The American scientists expressed concern at the lack of research investment into nutrition research and that the current research agenda had not been adequate to address the important areas of controversy.

“Currently, the United States invests a fraction of a cent on nutrition research for each dollar spent on treatment of diet-related chronic disease, conclude the authors.

“All too often, scientific results in this field have been ambiguous: Macronutrient feeding studies have been too short and too small to distinguish transient from chronic effects; many behavioural trials have lacked the intensity to produce meaningful differences between dietary treatment groups; and observational studies can be affected by confounding, inability to distinguish cause and effect, and other methodological problems.

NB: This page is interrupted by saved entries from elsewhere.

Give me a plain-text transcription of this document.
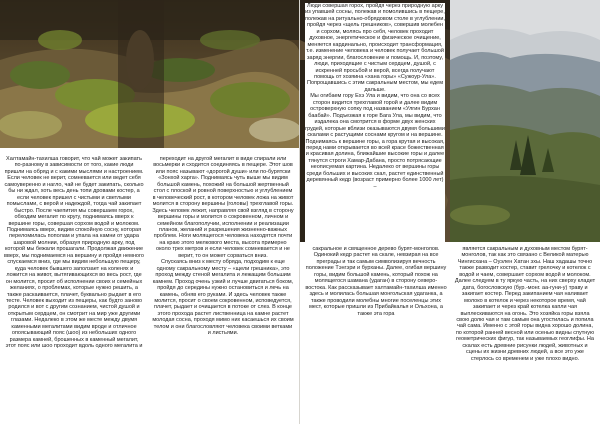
Халтамайн-тахилша говорит, что чай может закипать по-разному в зависимости от того, какие люди пришли на обряд и с какими мыслями и настроением. Если человек не верит, сомневается или ведет себя самоуверенно и нагло, чай не будет закипать, сколько бы ни ждал, хоть весь день топи дровами костер, а если человек пришел с чистыми и светлыми помыслами, с верой и надеждой, тогда чай закипает быстро. После чаепития мы совершаем горох, обходим мегалит по кругу, поднимаясь вверх к вершине горы, совершая сорхом водой и молоком.

Поднимаясь вверх, видим спокойную сосну, которая переломилась пополам и упала на камни от удара шаровой молнии, образуя природную арку, под которой мы бежали прошагали. Продолжая движение вверх, мы поднимаемся на вершину и пройдя немного спускаемся вниз, где мы видим небольшую пещеру, куда человек бывшего заползает на коленях и ложится на живот, вытягивающихся во весь рост, где он молится, просит об исполнении своих и семейных желаниях, о проблемах, которые нужно решить, а также раскаивается, плачет, буквально рыдает в его тесте. Человек выходит из пещеры, как будто заново родился и вот с другим сознанием, чистой душой и открытым сердцем, он смотрит на мир уже другими глазами. Недалеко в этом же месте между двумя каменными мегалитами видим вроде и отличное опоясывающий пояс (шоо) из небольших одного размера камней, брошенных в каменный мегалит, этот пояс или шоо проходит вдоль одного мегалита и

переходит на другой мегалит в виде спирали или восьмерки и сходится соединяясь в пещере. Этот шов или пояс называют «дорогой души» или по-бурятски «Зонхой харга». Поднимаясь чуть выше мы видим большой камень, похожий на большой жертвенный стол с плоской и ровной поверхностью и углублением в человеческий рост, в котором человек ложа на живот молится в сторону вершины (головы) трехглавой горы. Здесь человек лежит, направляя свой взгляд в сторону вершины горы и молится о сокровенном, личном и семейном благополучии, исполнении и реализации планов, желаний и разрешения жизненно-важных проблем. Ноги молящегося человека находятся почти на краю этого мелкового места, высота примерно около трех метров и если человек сомневается и не верит, то он может сорваться вниз.

Спускаясь вниз к месту обряда, подходим к еще одному сакральному месту – «щели грешника», это проход между стеной мегалита и лежащим большим камнем. Проход очень узкий и лучше двигаться боком, пройдя до середины нужно остановиться и лечь на камень, обняв его руками. И здесь человек также молится, просит о своем сокровенном, исповедуется, плачет, рыдает и очищается в потоке от слез. В конце этого прохода растет лиственница на камне растет молодая сосна, проходя мимо них касаешься их своим телом и они благословляют человека своими ветками и листьями.

является сакральным и духовным местом бурят-монголов, так как это связано с Великой матерью Чингисхана – Оуэлен Хатан эхы. Наш хадашы точно также разводит костер, ставит грелочку и котелок с водой и чаем, совершает сорхом водой и молоком. Далее следуем в ту яркую часть, на них сверху кладет дата, богословскую (бур.-монг. аа-гуни-у) траву и закигает костер. Перед закипанием чая наливает молоко в котелок и через некоторое время, чай закипает и через край котелка капли чая выплескиваются на огонь. Это хозяйка горы взяла свою долю чая и там самым она угостилась и попила чай сама. Именно с этой горы видна хорошо долина, по которой ранней весной или осенью видны спутную геометрических фигур, так называемых геоглифы. На скалах есть древние рисунки людей, животных и сцены их жизни древних людей, а все это уже стерлось со временем и уже плохо видно.

сакральное и священное дерево бурят-монголов. Одинокий кедр растет на скале, невзирая на все преграды и так самым символизируя вечность положение Тэнгэри и бурханы. Далее, огибая вершину горы, видим большой камень, который похож на молящегося шамана (удаган) в сторону северо-востока. Как рассказывает халтамайн-тахилша именно здесь и молилась большая монгольская удаганка, а также проводили молебны многие поселенцы этих мест, которые пришли из Прибайкалья и Ольхона, а также эта гора

Люди совершая горох, пройдя через природную арку из упавшей сосны, полежав и помолившись в пещере, полежав на ритуально-обрядовом столе в углублении, пройдя через «щель грешников», совершив молебен и сорхом, молясь про себя, человек проходит духовное, энергетическое и физическое очищение, меняется кардинально, происходит трансформация, т.е. изменение человека и человек получает большой заряд энергии, благословение и помощь. И, поэтому, люди, приходящие с чистым сердцем, душой, с искренней просьбой и верой, всегда получают помощь от хозяина «хана горы» «Сужоур-Ула».

Попрощавшись с этим сакральным местом, мы едем дальше.

Мы огибаем гору Ехэ Ула и видим, что она со всех сторон видится трехглавой горой и далее видим островерхную сопку под названием «Улгин Бурхан баабай». Подъезжая к горе Бага Ула, мы видим, что издалека она смотрится в форме двух женских грудей, которые вблизи оказываются двумя большими скалами с растущими соснами кругом и на вершине. Поднимаясь к вершине горы, а гора крутая и высокая, перед нами открывается во всей красе божественная и красивая долина, ближайшие высокие горы и далее тянутся строги Хамар-Дабана, просто потрясающие неописуемая картина. Недалеко от вершины горы среди больших и высоких скал, растет единственный деревянный кедр (возраст примерно более 1000 лет) –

“Furthermore, despite promising preliminary data, few major studies of a ketogenic diet in the treatment of diabetes have been conducted. Additional questions related to sustainability for the individual (whether people can realistically remain on prescribed diets) and for the environment (the impacts of specific dietary patterns on natural resources and climate change) require more study.

“Given the enormous human and economic toll of diet-related disease, high-quality research into key controversies should be given priority.”

‘Dietary fat: from foe to friend?’ Points of Consensus:

  1. With a focus on nutrient quality, good health and low chronic disease risk can be achieved for many people on diets with a broad range of carbohydrate-to-fat ratios.
  2. Replacement of saturated fat with naturally occurring unsaturated fats provides health benefits for the general population. Industrially produced trans-fats are harmful and should be eliminated. The metabolism of saturated fat may differ on carbohydrate-restricted diets, an issue that requires study.
  3. Replacement of highly processed carbohydrates (including refined grains, potato products, and free sugars) with unprocessed carbohydrates (nonstarchy vegetables, whole fruits, legumes, and whole or minimally processed grains) provides health benefits.
  4. Biological factors appear to influence responses to diets of differing macronutrient composition. People with relatively normal insulin sensitivity and b cell function may do well on diets with a wide range of carbohydrate-to-fat ratios; those with insulin resistance, hypersecretion of insulin, or glucose intolerance may benefit from a lower carbohydrate, higher-fat diet.
  5. A ketogenic diet may confer particular metabolic benefits for some people with abnormal carbohydrate metabolism, a possibility that requires long-term study.
  6. Well-formulated low-carbohydrate, high-fat diets do not require high intakes of protein or animal products. Reduced carbohydrate consumption can be achieved by substituting grains, starchy vegetables, and sugars with nonhydrogenated plant oils, nuts, seeds, avocado, and other high-fat plant foods.
  7. There is broad agreement regarding the fundamental components of a healthful diet that can serve to inform policy, clinical management, and individual dietary choice. Nonetheless, important questions relevant to the epidemics of diet-related chronic disease remain. Greater investment in nutrition research should assume a high priority.